While former FBI Director James Comey's memos have already been handed to special prosecutor Robert Mueller, they won't make it to the press pages.


According to a BuzzFeed report, the FBI said that the memos are now part of a "pending or prospective law enforcement proceeding."

Both BuzzFeed and CNN requested the memos under the Freedom of Information Act and The New York Times and CNN have filed a lawsuit for the memos, the FBI said releasing the memos could "reasonably interfere with enforcement proceedings."

The statement implies that there is a possible internal investigation about conversations between President Donald Trump and Comey, but it wasn't clarified.

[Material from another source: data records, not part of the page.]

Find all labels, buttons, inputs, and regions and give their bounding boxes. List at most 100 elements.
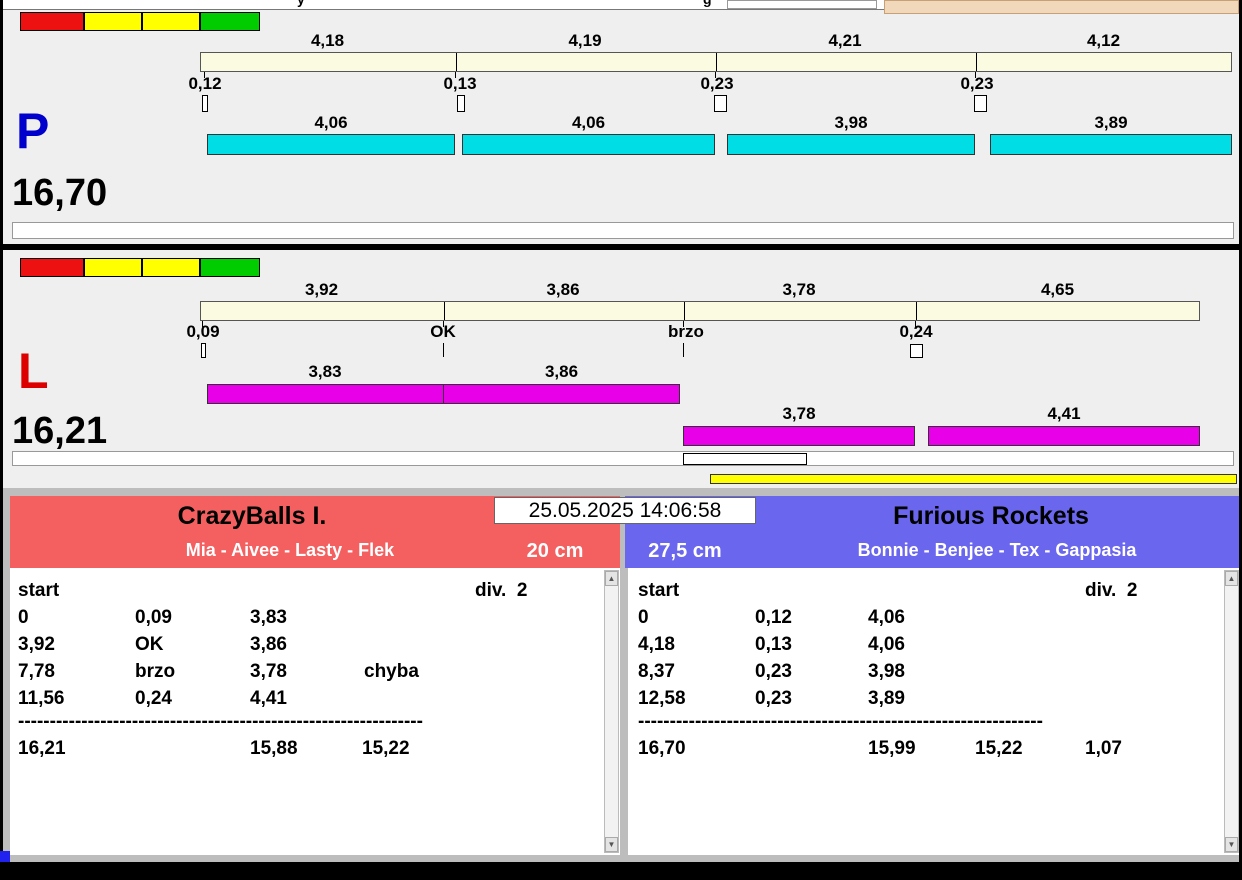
lane-p-label: P xyxy=(16,103,50,159)
p-dog-time: 4,06 xyxy=(571,113,606,132)
right-team-dogs: Bonnie - Benjee - Tex - Gappasia xyxy=(857,540,1137,560)
l-dog-bar xyxy=(683,426,915,446)
left-team-name: CrazyBalls I. xyxy=(177,502,327,530)
clock-value: 25.05.2025 14:06:58 xyxy=(528,499,722,522)
change-tick xyxy=(683,343,684,357)
table-cell: 11,56 xyxy=(18,688,65,709)
l-change-time: 0,09 xyxy=(186,322,220,341)
table-cell: 3,89 xyxy=(868,688,905,709)
p-change-time: 0,13 xyxy=(443,74,477,93)
bottom-border xyxy=(0,862,1242,880)
split-divider xyxy=(444,302,445,320)
p-segment-time: 4,21 xyxy=(828,31,862,50)
table-cell: 0,23 xyxy=(755,661,792,682)
lane-p-total-time: 16,70 xyxy=(12,172,108,214)
table-cell: 3,92 xyxy=(18,634,55,655)
clock: 25.05.2025 14:06:58 xyxy=(494,497,756,524)
table-header-start: start xyxy=(638,580,680,601)
table-cell: 0,09 xyxy=(135,607,172,628)
lane-p-progress-strip xyxy=(12,222,1234,239)
change-marker xyxy=(202,95,208,112)
table-cell: 3,83 xyxy=(250,607,287,628)
l-change-time: brzo xyxy=(668,322,704,341)
lane-p-start-lights xyxy=(20,12,262,31)
change-marker xyxy=(457,95,465,112)
l-change-time: OK xyxy=(430,322,456,341)
running-dog-bar xyxy=(710,474,1237,484)
split-divider xyxy=(716,53,717,71)
p-dog-time: 4,06 xyxy=(314,113,348,132)
p-change-time: 0,23 xyxy=(960,74,994,93)
scroll-down-icon[interactable]: ▼ xyxy=(1225,837,1238,852)
lane-divider xyxy=(3,244,1239,250)
table-cell: 0 xyxy=(18,607,29,628)
l-segment-time: 3,92 xyxy=(304,280,339,299)
scroll-up-icon[interactable]: ▲ xyxy=(605,571,618,586)
l-dog-bar xyxy=(443,384,680,404)
toolbar-panel xyxy=(884,0,1239,14)
table-header-division: div. 2 xyxy=(475,580,528,601)
left-table-scrollbar[interactable]: ▲ ▼ xyxy=(604,570,619,853)
l-segment-time: 3,86 xyxy=(546,280,580,299)
split-divider xyxy=(916,302,917,320)
flyball-timing-window: y g 4,18 4,19 4,21 4,12 0,12 0,13 0,23 0… xyxy=(0,0,1242,880)
l-change-time: 0,24 xyxy=(899,322,933,341)
change-tick xyxy=(443,343,444,357)
p-dog-bar xyxy=(207,134,455,155)
left-team-dogs: Mia - Aivee - Lasty - Flek xyxy=(185,540,395,560)
p-segment-time: 4,18 xyxy=(310,31,345,50)
p-segment-time: 4,12 xyxy=(1086,31,1121,50)
table-total: 16,21 xyxy=(18,738,66,759)
table-cell: chyba xyxy=(364,661,419,682)
table-total: 16,70 xyxy=(638,738,686,759)
split-divider xyxy=(684,302,685,320)
left-jump-height: 20 cm xyxy=(526,540,584,562)
light-green xyxy=(200,12,260,31)
right-table-scrollbar[interactable]: ▲ ▼ xyxy=(1224,570,1239,853)
p-dog-bar xyxy=(990,134,1232,155)
change-marker xyxy=(910,344,923,358)
change-marker xyxy=(201,343,206,358)
lane-l-split-bar xyxy=(200,301,1200,321)
l-dog-time: 3,86 xyxy=(544,362,579,381)
split-divider xyxy=(456,53,457,71)
table-cell: 0,13 xyxy=(755,634,792,655)
table-separator: ----------------------------------------… xyxy=(18,711,423,732)
p-dog-bar xyxy=(727,134,975,155)
light-yellow xyxy=(142,12,200,31)
table-cell: 4,18 xyxy=(638,634,675,655)
right-team-name: Furious Rockets xyxy=(893,502,1089,530)
p-change-time: 0,12 xyxy=(188,74,222,93)
l-dog-time: 4,41 xyxy=(1047,404,1081,423)
table-cell: 4,06 xyxy=(868,634,905,655)
p-dog-time: 3,98 xyxy=(834,113,868,132)
progress-box xyxy=(683,453,807,465)
lane-l-start-lights xyxy=(20,258,262,277)
lane-l-label: L xyxy=(18,343,49,399)
light-red xyxy=(20,258,84,277)
table-cell: OK xyxy=(135,634,164,655)
table-cell: brzo xyxy=(135,661,176,682)
toolbar-fragment: g xyxy=(703,0,712,7)
table-total: 15,99 xyxy=(868,738,916,759)
table-total: 1,07 xyxy=(1085,738,1122,759)
table-header-division: div. 2 xyxy=(1085,580,1138,601)
split-divider xyxy=(976,53,977,71)
table-total: 15,22 xyxy=(975,738,1023,759)
p-change-time: 0,23 xyxy=(700,74,734,93)
light-yellow xyxy=(84,258,142,277)
toolbar-field xyxy=(727,0,877,9)
change-marker xyxy=(714,95,727,112)
table-cell: 8,37 xyxy=(638,661,675,682)
lane-p-split-bar xyxy=(200,52,1232,72)
l-dog-bar xyxy=(207,384,444,404)
table-total: 15,22 xyxy=(362,738,410,759)
right-jump-height: 27,5 cm xyxy=(648,540,722,562)
table-cell: 3,78 xyxy=(250,661,287,682)
left-results-table: start div. 2 0 0,09 3,83 3,92 OK 3,86 7,… xyxy=(10,568,620,855)
l-segment-time: 3,78 xyxy=(782,280,816,299)
p-segment-time: 4,19 xyxy=(568,31,602,50)
scroll-down-icon[interactable]: ▼ xyxy=(605,837,618,852)
light-yellow xyxy=(84,12,142,31)
scroll-up-icon[interactable]: ▲ xyxy=(1225,571,1238,586)
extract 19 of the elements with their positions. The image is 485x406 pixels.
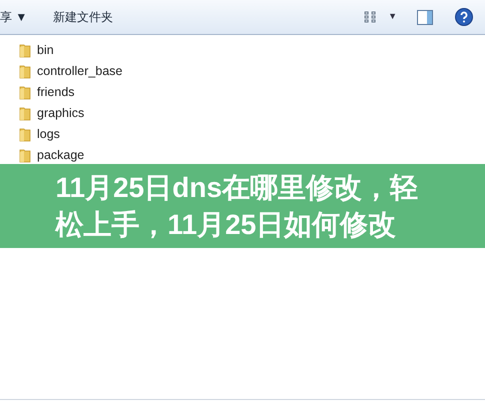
- view-options-icon[interactable]: [364, 11, 378, 23]
- banner-title: 11月25日dns在哪里修改，轻松上手，11月25日如何修改: [56, 171, 420, 242]
- file-name[interactable]: logs: [37, 125, 60, 144]
- folder-icon: [19, 148, 31, 163]
- help-icon[interactable]: [455, 8, 473, 26]
- file-name[interactable]: bin: [37, 41, 54, 60]
- file-name[interactable]: friends: [37, 83, 75, 102]
- preview-pane-icon[interactable]: [417, 10, 433, 24]
- folder-icon: [19, 43, 31, 58]
- file-name[interactable]: controller_base: [37, 62, 122, 81]
- new-folder-button[interactable]: 新建文件夹: [53, 8, 114, 26]
- folder-icon: [19, 64, 31, 79]
- share-menu[interactable]: 享 ▼: [0, 8, 28, 26]
- folder-icon: [19, 127, 31, 142]
- folder-icon: [19, 106, 31, 121]
- file-name[interactable]: package: [37, 146, 84, 165]
- folder-icon: [19, 85, 31, 100]
- view-dropdown-button[interactable]: ▼: [388, 10, 397, 24]
- file-name[interactable]: graphics: [37, 104, 84, 123]
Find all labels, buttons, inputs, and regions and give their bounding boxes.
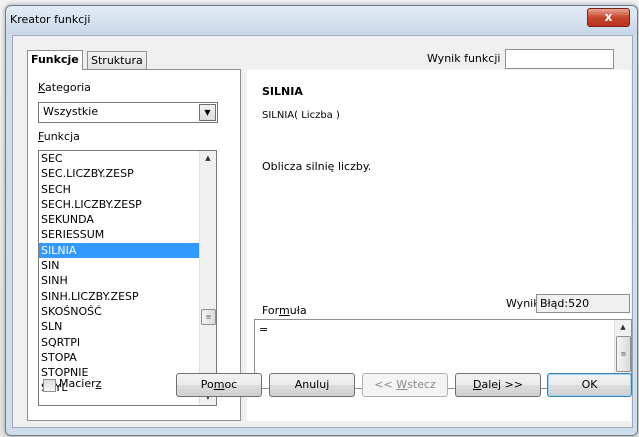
function-signature: SILNIA( Liczba )	[262, 110, 340, 121]
list-item[interactable]: SKOŚNOŚĆ	[39, 304, 199, 319]
list-item[interactable]: SILNIA	[39, 242, 199, 259]
list-item[interactable]: SECH.LICZBY.ZESP	[39, 197, 199, 212]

"It would be fascinating, of course, to see the Comey memos," said Project on Government Secrecy Director Steven Afterwood. "But I think this is exactly the sort of circumstance that this FOIA exemption was designed for. That is, to protect records that are at the center of an unfolding investigation where disclosure of the records could compromise leads or prejudice the investigation. That also means, however, that once the investigation is concluded or the special counsel has moved on, the justification for withholding would evaporate and the memos should be released."

Comey testified that he knew there might be a day when he needed a record to defend himself and the FBI. For that reason, he wrote down a report of what was said and done with Trump.